SEC. 402. Bulk distilled spirits.

(a) In general.—Section 5212 of the Internal Revenue Code of 1986 is amended—

(1) by striking “Bulk distilled spirits on which” and inserting “Distilled spirits on which”, and

(2) by striking “bulk” each place it appears.

(b) Effective date.—The amendments made by this section shall apply distilled spirits transferred in bond in any calendar quarters beginning more than 1 year after the date of the enactment of this Act.

SEC. 501. Increased funding for the Alcohol and Tobacco Tax and Trade Bureau.

(a) In general.—For necessary expenses of carrying out section 1111(d) of the Homeland Security Act of 2002 (6 U.S.C. 531(d)), there are authorized to be appropriated—

(1) for fiscal year 2017, $116,439,000, to remain available until September 30, 2018; and

(2) for fiscal year 2018, $119,081,000, to remain available until September 30, 2019.

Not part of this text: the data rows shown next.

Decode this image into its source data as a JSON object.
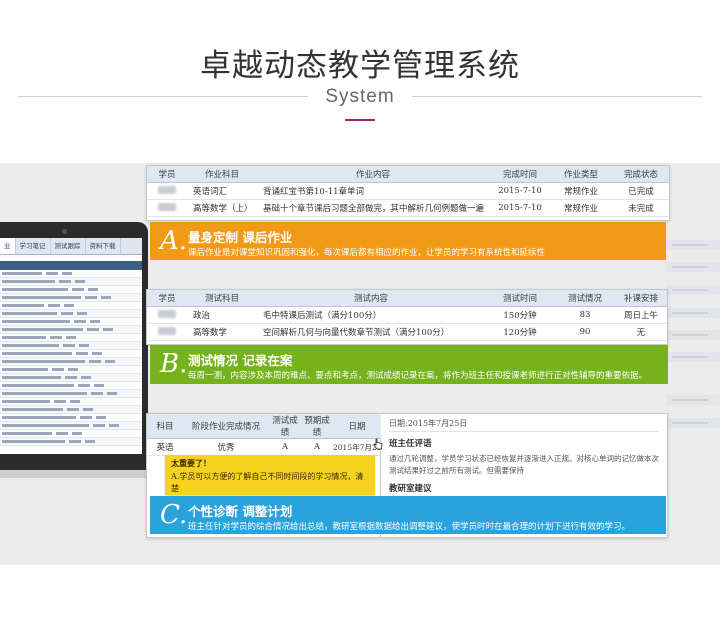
{
  "header": {
    "title": "卓越动态教学管理系统",
    "subtitle": "System"
  },
  "laptop": {
    "tabs": [
      "业",
      "学习笔记",
      "测试跟踪",
      "资料下载"
    ]
  },
  "homework_table": {
    "columns": [
      "学员",
      "作业科目",
      "作业内容",
      "完成时间",
      "作业类型",
      "完成状态"
    ],
    "rows": [
      {
        "subject": "英语词汇",
        "content": "背诵红宝书第10-11章单词",
        "time": "2015-7-10",
        "type": "常规作业",
        "status": "已完成"
      },
      {
        "subject": "高等数学（上）",
        "content": "基础十个章节课后习题全部做完，其中解析几何例题做一遍",
        "time": "2015-7-10",
        "type": "常规作业",
        "status": "未完成"
      }
    ]
  },
  "banner_a": {
    "letter": "A.",
    "heading": "量身定制 课后作业",
    "description": "课后作业是对课堂知识巩固和强化，每次课后都有相应的作业，让学员的学习有系统性和延续性"
  },
  "test_table": {
    "columns": [
      "学员",
      "测试科目",
      "测试内容",
      "测试时间",
      "测试情况",
      "补课安排"
    ],
    "rows": [
      {
        "subject": "政治",
        "content": "毛中特课后测试（满分100分）",
        "time": "150分钟",
        "score": "83",
        "plan": "周日上午"
      },
      {
        "subject": "高等数学",
        "content": "空间解析几何与向量代数章节测试（满分100分）",
        "time": "120分钟",
        "score": "90",
        "plan": "无"
      }
    ]
  },
  "banner_b": {
    "letter": "B.",
    "heading": "测试情况 记录在案",
    "description": "每周一测，内容涉及本周的难点、要点和考点，测试成绩记录在案，将作为班主任和授课老师进行正对性辅导的重要依据。"
  },
  "diagnosis_table": {
    "columns": [
      "科目",
      "阶段作业完成情况",
      "测试成绩",
      "预期成绩",
      "日期"
    ],
    "rows": [
      {
        "subject": "英语",
        "completion": "优秀",
        "score": "A",
        "expected": "A",
        "date": "2015年7月25日"
      }
    ]
  },
  "diagnosis_panel": {
    "date": "日期:2015年7月25日",
    "comment_heading": "班主任评语",
    "comment": "通过几轮调整，学员学习状态已经恢复并逐渐进入正规。对核心单词的记忆做本次测试结果好过之前所有测试。但需要保持",
    "advice_heading": "教研室建议"
  },
  "sticky_note": {
    "title": "太重要了！",
    "body": "A.学员可以方便的了解自己不同时间段的学习情况，清楚"
  },
  "banner_c": {
    "letter": "C.",
    "heading": "个性诊断 调整计划",
    "description": "班主任针对学员的综合情况给出总结，教研室根据数据给出调整建议，使学员时时在最合理的计划下进行有效的学习。"
  },
  "colors": {
    "accent": "#8e2a6e",
    "banner_a": "#f09a16",
    "banner_b": "#76b21e",
    "banner_c": "#2aa3dc",
    "note": "#f5d21e"
  }
}
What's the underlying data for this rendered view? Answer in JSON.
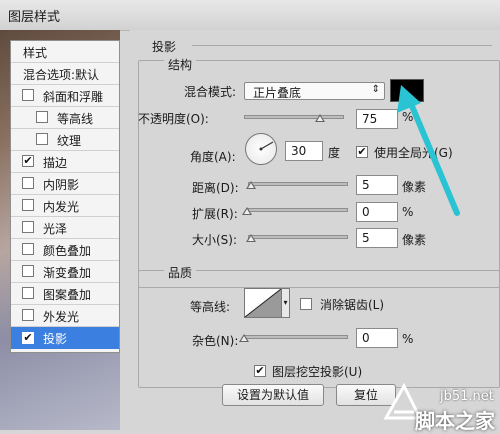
{
  "window": {
    "title": "图层样式"
  },
  "sidebar": {
    "header": "样式",
    "blend_options": "混合选项:默认",
    "items": [
      {
        "label": "斜面和浮雕",
        "checked": false,
        "indent": false
      },
      {
        "label": "等高线",
        "checked": false,
        "indent": true
      },
      {
        "label": "纹理",
        "checked": false,
        "indent": true
      },
      {
        "label": "描边",
        "checked": true,
        "indent": false
      },
      {
        "label": "内阴影",
        "checked": false,
        "indent": false
      },
      {
        "label": "内发光",
        "checked": false,
        "indent": false
      },
      {
        "label": "光泽",
        "checked": false,
        "indent": false
      },
      {
        "label": "颜色叠加",
        "checked": false,
        "indent": false
      },
      {
        "label": "渐变叠加",
        "checked": false,
        "indent": false
      },
      {
        "label": "图案叠加",
        "checked": false,
        "indent": false
      },
      {
        "label": "外发光",
        "checked": false,
        "indent": false
      },
      {
        "label": "投影",
        "checked": true,
        "indent": false,
        "selected": true
      }
    ]
  },
  "panel": {
    "title": "投影",
    "structure": {
      "title": "结构",
      "blend_mode_label": "混合模式:",
      "blend_mode_value": "正片叠底",
      "swatch_color": "#000000",
      "opacity_label": "不透明度(O):",
      "opacity_value": "75",
      "opacity_unit": "%",
      "angle_label": "角度(A):",
      "angle_value": "30",
      "angle_unit": "度",
      "global_light_label": "使用全局光(G)",
      "global_light_checked": true,
      "distance_label": "距离(D):",
      "distance_value": "5",
      "distance_unit": "像素",
      "spread_label": "扩展(R):",
      "spread_value": "0",
      "spread_unit": "%",
      "size_label": "大小(S):",
      "size_value": "5",
      "size_unit": "像素"
    },
    "quality": {
      "title": "品质",
      "contour_label": "等高线:",
      "antialias_label": "消除锯齿(L)",
      "antialias_checked": false,
      "noise_label": "杂色(N):",
      "noise_value": "0",
      "noise_unit": "%"
    },
    "knockout_label": "图层挖空投影(U)",
    "knockout_checked": true,
    "default_button": "设置为默认值",
    "reset_button": "复位"
  },
  "watermark": {
    "line1": "jb51.net",
    "line2": "脚本之家"
  },
  "colors": {
    "selection": "#3b7fe0",
    "arrow": "#29c3d4"
  }
}
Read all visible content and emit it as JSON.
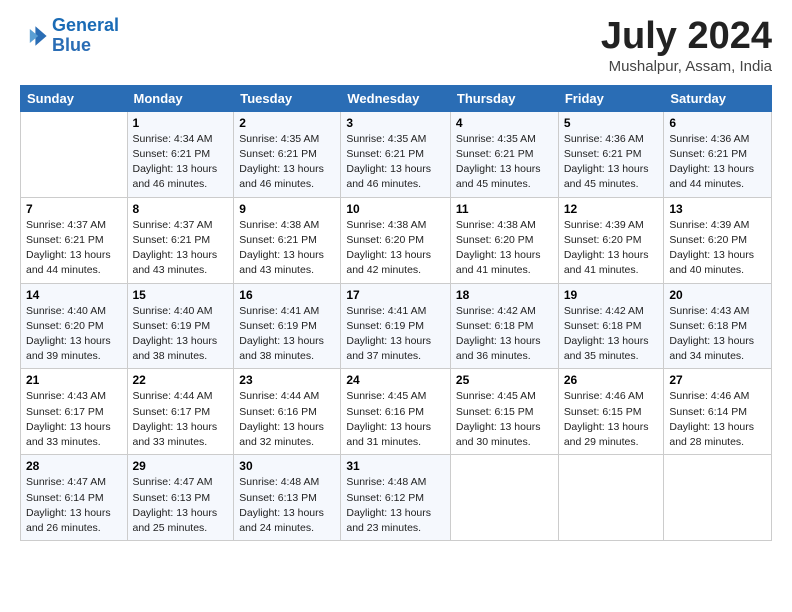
{
  "logo": {
    "line1": "General",
    "line2": "Blue"
  },
  "title": "July 2024",
  "location": "Mushalpur, Assam, India",
  "days_header": [
    "Sunday",
    "Monday",
    "Tuesday",
    "Wednesday",
    "Thursday",
    "Friday",
    "Saturday"
  ],
  "weeks": [
    [
      {
        "day": "",
        "info": ""
      },
      {
        "day": "1",
        "info": "Sunrise: 4:34 AM\nSunset: 6:21 PM\nDaylight: 13 hours\nand 46 minutes."
      },
      {
        "day": "2",
        "info": "Sunrise: 4:35 AM\nSunset: 6:21 PM\nDaylight: 13 hours\nand 46 minutes."
      },
      {
        "day": "3",
        "info": "Sunrise: 4:35 AM\nSunset: 6:21 PM\nDaylight: 13 hours\nand 46 minutes."
      },
      {
        "day": "4",
        "info": "Sunrise: 4:35 AM\nSunset: 6:21 PM\nDaylight: 13 hours\nand 45 minutes."
      },
      {
        "day": "5",
        "info": "Sunrise: 4:36 AM\nSunset: 6:21 PM\nDaylight: 13 hours\nand 45 minutes."
      },
      {
        "day": "6",
        "info": "Sunrise: 4:36 AM\nSunset: 6:21 PM\nDaylight: 13 hours\nand 44 minutes."
      }
    ],
    [
      {
        "day": "7",
        "info": "Sunrise: 4:37 AM\nSunset: 6:21 PM\nDaylight: 13 hours\nand 44 minutes."
      },
      {
        "day": "8",
        "info": "Sunrise: 4:37 AM\nSunset: 6:21 PM\nDaylight: 13 hours\nand 43 minutes."
      },
      {
        "day": "9",
        "info": "Sunrise: 4:38 AM\nSunset: 6:21 PM\nDaylight: 13 hours\nand 43 minutes."
      },
      {
        "day": "10",
        "info": "Sunrise: 4:38 AM\nSunset: 6:20 PM\nDaylight: 13 hours\nand 42 minutes."
      },
      {
        "day": "11",
        "info": "Sunrise: 4:38 AM\nSunset: 6:20 PM\nDaylight: 13 hours\nand 41 minutes."
      },
      {
        "day": "12",
        "info": "Sunrise: 4:39 AM\nSunset: 6:20 PM\nDaylight: 13 hours\nand 41 minutes."
      },
      {
        "day": "13",
        "info": "Sunrise: 4:39 AM\nSunset: 6:20 PM\nDaylight: 13 hours\nand 40 minutes."
      }
    ],
    [
      {
        "day": "14",
        "info": "Sunrise: 4:40 AM\nSunset: 6:20 PM\nDaylight: 13 hours\nand 39 minutes."
      },
      {
        "day": "15",
        "info": "Sunrise: 4:40 AM\nSunset: 6:19 PM\nDaylight: 13 hours\nand 38 minutes."
      },
      {
        "day": "16",
        "info": "Sunrise: 4:41 AM\nSunset: 6:19 PM\nDaylight: 13 hours\nand 38 minutes."
      },
      {
        "day": "17",
        "info": "Sunrise: 4:41 AM\nSunset: 6:19 PM\nDaylight: 13 hours\nand 37 minutes."
      },
      {
        "day": "18",
        "info": "Sunrise: 4:42 AM\nSunset: 6:18 PM\nDaylight: 13 hours\nand 36 minutes."
      },
      {
        "day": "19",
        "info": "Sunrise: 4:42 AM\nSunset: 6:18 PM\nDaylight: 13 hours\nand 35 minutes."
      },
      {
        "day": "20",
        "info": "Sunrise: 4:43 AM\nSunset: 6:18 PM\nDaylight: 13 hours\nand 34 minutes."
      }
    ],
    [
      {
        "day": "21",
        "info": "Sunrise: 4:43 AM\nSunset: 6:17 PM\nDaylight: 13 hours\nand 33 minutes."
      },
      {
        "day": "22",
        "info": "Sunrise: 4:44 AM\nSunset: 6:17 PM\nDaylight: 13 hours\nand 33 minutes."
      },
      {
        "day": "23",
        "info": "Sunrise: 4:44 AM\nSunset: 6:16 PM\nDaylight: 13 hours\nand 32 minutes."
      },
      {
        "day": "24",
        "info": "Sunrise: 4:45 AM\nSunset: 6:16 PM\nDaylight: 13 hours\nand 31 minutes."
      },
      {
        "day": "25",
        "info": "Sunrise: 4:45 AM\nSunset: 6:15 PM\nDaylight: 13 hours\nand 30 minutes."
      },
      {
        "day": "26",
        "info": "Sunrise: 4:46 AM\nSunset: 6:15 PM\nDaylight: 13 hours\nand 29 minutes."
      },
      {
        "day": "27",
        "info": "Sunrise: 4:46 AM\nSunset: 6:14 PM\nDaylight: 13 hours\nand 28 minutes."
      }
    ],
    [
      {
        "day": "28",
        "info": "Sunrise: 4:47 AM\nSunset: 6:14 PM\nDaylight: 13 hours\nand 26 minutes."
      },
      {
        "day": "29",
        "info": "Sunrise: 4:47 AM\nSunset: 6:13 PM\nDaylight: 13 hours\nand 25 minutes."
      },
      {
        "day": "30",
        "info": "Sunrise: 4:48 AM\nSunset: 6:13 PM\nDaylight: 13 hours\nand 24 minutes."
      },
      {
        "day": "31",
        "info": "Sunrise: 4:48 AM\nSunset: 6:12 PM\nDaylight: 13 hours\nand 23 minutes."
      },
      {
        "day": "",
        "info": ""
      },
      {
        "day": "",
        "info": ""
      },
      {
        "day": "",
        "info": ""
      }
    ]
  ]
}
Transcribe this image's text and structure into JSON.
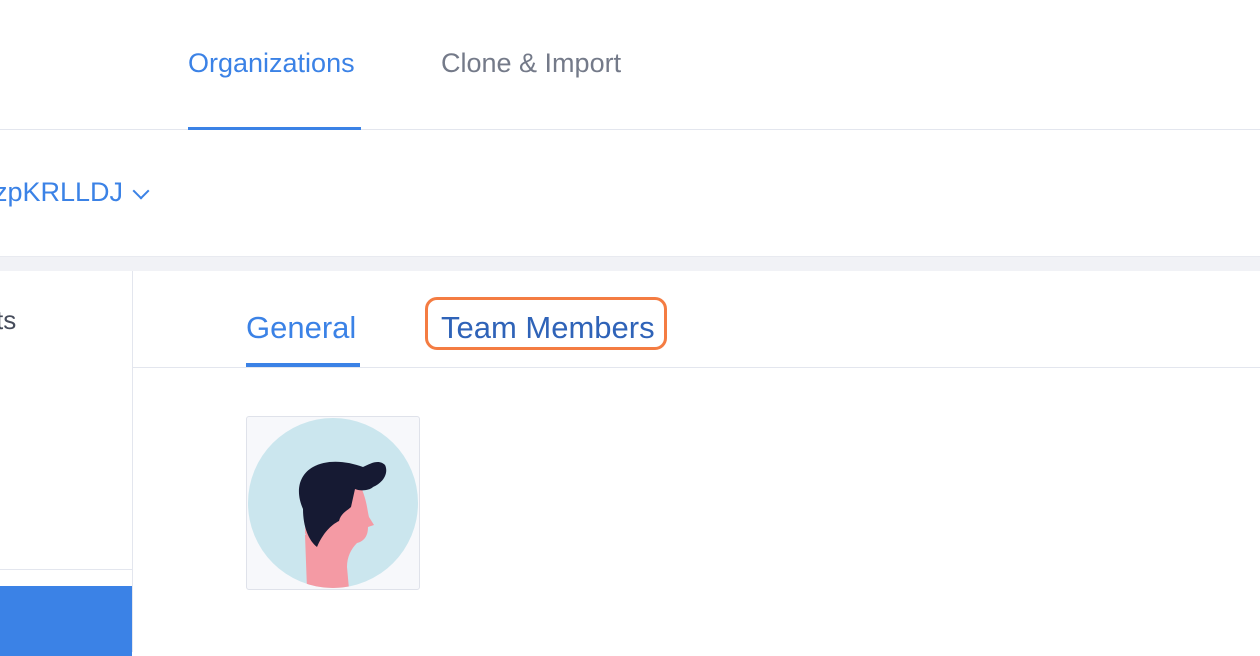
{
  "top_nav": {
    "tabs": [
      {
        "label": "Organizations",
        "active": true
      },
      {
        "label": "Clone & Import",
        "active": false
      }
    ]
  },
  "org_selector": {
    "name": "zpKRLLDJ",
    "icon": "chevron-down-icon"
  },
  "sidebar": {
    "items": [
      {
        "label": "ts"
      }
    ]
  },
  "sub_tabs": {
    "tabs": [
      {
        "label": "General",
        "active": true
      },
      {
        "label": "Team Members",
        "active": false,
        "highlighted": true
      }
    ]
  },
  "avatar": {
    "icon": "person-avatar-icon"
  },
  "colors": {
    "accent": "#3b82e6",
    "highlight": "#f47c42",
    "muted_text": "#747a89",
    "avatar_bg": "#cbe6ee",
    "hair": "#161a33",
    "skin": "#f49aa4"
  }
}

(b) Availability of funds.—Of the amounts authorized to be appropriated under subsection (a), for each of fiscal years 2017 and 2018—

(1) $5,000,000 shall be for the costs of accelerating the processing of formula and label applications;

(2) $5,000,000 shall be for the costs of programs to enforce trade practice violations of the Federal Alcohol Administration Act (27 U.S.C. 201 et seq.); and

(3) $5,000,000 shall be for the purpose of carrying out the provisions of this Act and the amendments made by this Act, including accelerating the processing of permit applications for non-industrial alcohol production and distribution.